Ovviamente per quanto possa sembrare una cosa molto semplice sulla carta, questo scambio relazionale tra la figura di attaccamento e il bambino non è detto che sia così automatico e facile ma si tratta sempre di una capacità che va appresa piano piano e non con pochi sforzi, sia per il bambino che per il genitore.
Secondo quanto osservato, dopo i 18 mesi anche il bambino si adatta alle necessità dell’adulto, aspetta il suo ritorno e accetta di stare per un po’ da solo. Dopo questo periodo si formano quelli che vengono chiamati Modelli Operativi Interni, una sorta di schema mentale che si costruisce in base alle precedenti esperienze con la figura di attaccamento e che sembra essere alla base di molti comportamenti ed aspettative che si manterrebbero anche da adulti.

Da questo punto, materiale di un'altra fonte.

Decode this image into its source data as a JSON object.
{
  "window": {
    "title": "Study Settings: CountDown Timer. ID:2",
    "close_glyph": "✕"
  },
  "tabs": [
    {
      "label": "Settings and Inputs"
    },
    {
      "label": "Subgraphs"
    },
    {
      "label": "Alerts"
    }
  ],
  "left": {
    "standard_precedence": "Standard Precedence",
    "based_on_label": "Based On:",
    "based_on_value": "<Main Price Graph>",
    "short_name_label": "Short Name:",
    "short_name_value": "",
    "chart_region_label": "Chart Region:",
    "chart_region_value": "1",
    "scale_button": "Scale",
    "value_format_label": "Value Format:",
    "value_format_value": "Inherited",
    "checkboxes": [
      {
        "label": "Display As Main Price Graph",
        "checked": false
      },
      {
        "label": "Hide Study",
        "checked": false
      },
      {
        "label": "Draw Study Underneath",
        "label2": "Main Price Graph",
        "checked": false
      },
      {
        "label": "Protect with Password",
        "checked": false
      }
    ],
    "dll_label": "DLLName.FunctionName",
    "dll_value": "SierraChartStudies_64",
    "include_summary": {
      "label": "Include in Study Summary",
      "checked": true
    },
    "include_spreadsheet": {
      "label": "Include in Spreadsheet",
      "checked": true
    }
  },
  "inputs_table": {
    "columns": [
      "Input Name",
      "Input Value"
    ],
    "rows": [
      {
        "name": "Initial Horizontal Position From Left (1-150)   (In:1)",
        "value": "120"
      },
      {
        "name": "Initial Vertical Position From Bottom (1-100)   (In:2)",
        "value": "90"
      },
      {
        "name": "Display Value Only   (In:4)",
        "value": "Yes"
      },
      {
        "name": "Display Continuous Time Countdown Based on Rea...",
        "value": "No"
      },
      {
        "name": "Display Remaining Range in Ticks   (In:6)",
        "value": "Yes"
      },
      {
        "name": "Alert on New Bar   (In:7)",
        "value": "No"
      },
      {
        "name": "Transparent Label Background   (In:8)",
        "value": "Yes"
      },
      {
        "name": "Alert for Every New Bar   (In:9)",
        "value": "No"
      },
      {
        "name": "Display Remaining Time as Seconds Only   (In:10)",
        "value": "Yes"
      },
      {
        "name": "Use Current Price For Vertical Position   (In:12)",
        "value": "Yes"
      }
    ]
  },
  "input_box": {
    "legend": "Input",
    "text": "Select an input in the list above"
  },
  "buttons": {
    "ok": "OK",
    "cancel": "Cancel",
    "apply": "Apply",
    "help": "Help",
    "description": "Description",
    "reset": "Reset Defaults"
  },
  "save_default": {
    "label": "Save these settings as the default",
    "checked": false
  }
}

Da quello che abbiamo visto con ricerche successive, questi comportamenti ed aspettative per quanto generalmente siano stabili in età adulta, in qualche modo potrebbero cambiare durante tutto l’arco di vita.
Bibliografia
Carli L. (1995). “Attaccamento e rapporto di coppia”. Raffaello Cortina, Milano.
Crittenden P. (1999). “Attaccamento in età adulta”. Raffaello Cortina, Milano.
Attili G. (2007). “Attaccamento e costruzione evoluzionistica della mente. Normalità, patologia, terapia”. Raffaello Cortina, Milano.